Neural Networks 15 Essential Q&A
Interview Prep

Forward Propagation — 15 Interview Questions

From input to logits: layer order, tensor shapes, batching, inference vs training mode, and how interviewers test your mental model of the forward pass.

Colored left borders per card; green / amber / red difficulty chips.

Inference Shapes FLOPs Activations
1 What is forward propagation?Easy
Answer: Computing the network’s output from input by applying each layer in order: affine transforms, biases, activations, pooling, etc.—no weight updates. It is prediction / loss input during training and pure inference at deploy time.
2 Forward vs backward pass in one sentence each.Easy
Answer: Forward: compute outputs and (usually) cache intermediates for loss. Backward: apply chain rule to get gradients for learning. Forward does not change weights; backward supplies the update signal.
3 One step of an MLP layer in forward form.Easy
Answer: z = Wx + b, then a = f(z) for activation f. For a batch, X is stacked rows and the same W applies to each.
z = Wx + b,  a = f(z)
4 Shape of X, W, and output for a batched linear layer.Medium
Answer: X: B × d_in, W: d_in × d_out, bias b: d_out (broadcast). Output Y: B × d_out with Y = XW + b (row-wise).
5 Rough FLOPs for matrix multiply A (m×k) · B (k×n)?Medium
Answer: Dominant term is O(m·k·n) multiply-adds (often quoted as ~2mkn FLOPs if counting mul+add separately). Used to reason about layer cost in forward pass.
6 Why must layers be applied in a fixed order?Easy
Answer: Each layer’s input is the previous layer’s output. Reordering changes the composed function entirely unless the architecture is specially designed (e.g. parallel branches with merge).
7 What activations are often cached during forward pass in training?Medium
Answer: Pre-activations z and post-activations a (and BN stats inputs) so backprop can compute local gradients without recomputing everything. Frameworks handle this in autograd.
8 How does eval() / inference mode change forward behavior?Medium
Answer: Dropout disabled (or scaled).

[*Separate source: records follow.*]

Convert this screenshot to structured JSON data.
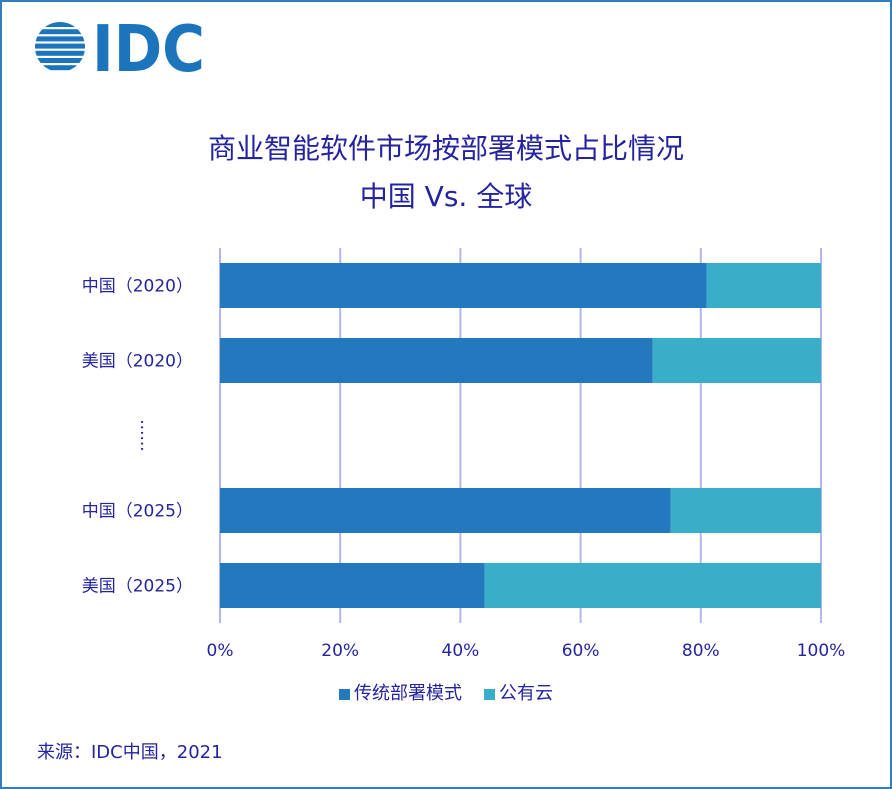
{
  "logo": {
    "text": "IDC"
  },
  "colors": {
    "text": "#2424a0",
    "border": "#2f7ec2",
    "grid": "#b4b4ee",
    "logo": "#1c75bc"
  },
  "source": "来源：IDC中国，2021",
  "chart_data": {
    "type": "bar",
    "orientation": "horizontal",
    "stacked": true,
    "title": "商业智能软件市场按部署模式占比情况",
    "subtitle": "中国 Vs. 全球",
    "categories": [
      "中国（2020）",
      "美国（2020）",
      "......",
      "中国（2025）",
      "美国（2025）"
    ],
    "series": [
      {
        "name": "传统部署模式",
        "color": "#2478be",
        "values": [
          81,
          72,
          null,
          75,
          44
        ]
      },
      {
        "name": "公有云",
        "color": "#38aec9",
        "values": [
          19,
          28,
          null,
          25,
          56
        ]
      }
    ],
    "xlim": [
      0,
      100
    ],
    "x_tick_values": [
      0,
      20,
      40,
      60,
      80,
      100
    ],
    "x_ticks": [
      "0%",
      "20%",
      "40%",
      "60%",
      "80%",
      "100%"
    ],
    "xlabel": "",
    "ylabel": "",
    "grid": true,
    "legend": "bottom"
  }
}
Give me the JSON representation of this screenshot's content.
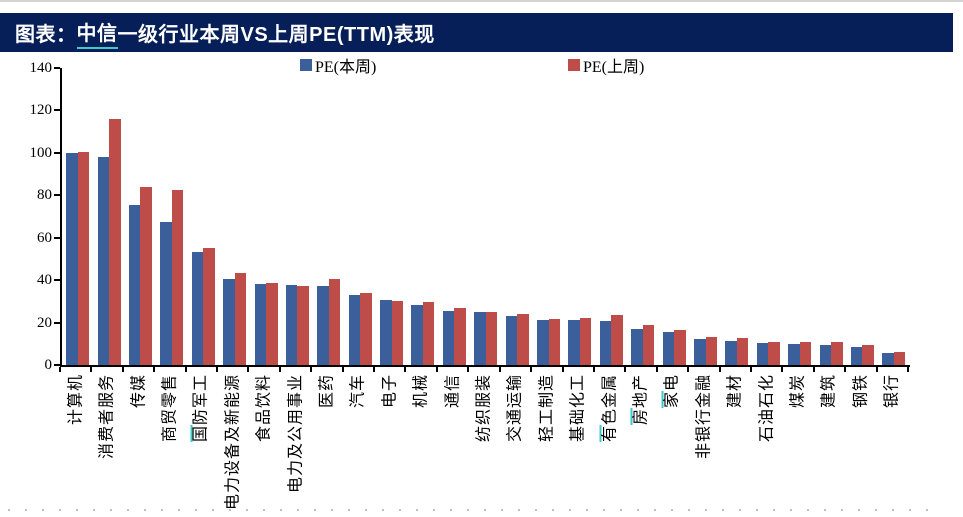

BatchNorm uses running mean/var not batch stats. No gradient tracking needed—saves memory and compute.
9 Why subtract max before softmax in practice?Hard
Answer: Logits can be large; ez overflows. z' = z − max(z) shifts logits without changing softmax output (invariant) but keeps exponentials bounded—numerical stability.
10 Forward pass for batch size 1 vs large B—same code path?Easy
Answer: Usually yes—B=1 is a degenerate batch; matrix ops still work. Some ops (e.g. BN) behave differently with tiny batch size; that’s a practical caveat.
11 What drives memory during forward (training)?Medium
Answer: Storing activations for backprop, plus optimizer state if updating. Wider/deeper nets and larger batch increase activation memory—often the bottleneck before weights.
12 “Functional” forward: what does it mean in frameworks?Medium
Answer: Applying ops with explicit weight tensors passed in (e.g. F.linear(x, W, b)) instead of nn.Module parameters—same math, useful for meta-learning or custom graphs.
13 Mixed precision forward—what changes?Hard
Answer: Many ops run in float16/bfloat16 for speed; sensitive reductions (loss, BN) may stay in float32. Loss scaling can help with small gradients in low precision.
14 Exported model “inference graph”—relation to forward pass?Medium
Answer: It is a frozen forward computation graph (no backward), optimized for deployment—same layer order as training forward, possibly fused ops.
15 Walk through a 3-layer MLP forward from x to class probs.Easy
Answer: x → h1 = f(W1x+b1) → h2 = f(W2h1+b2) → logits = W3h2+b3 → probs = softmax(logits). Mention where nonlinearity stops (before softmax).
Draw arrows on a whiteboard—interviewers check you separate linear blocks from f and softmax.

Quick review checklist

  • Define forward vs backward; one MLP layer: z, a, batch shapes.
  • Training caches; eval mode: dropout off, BN running stats.
  • Softmax stability; FLOPs order for matmul; memory = activations.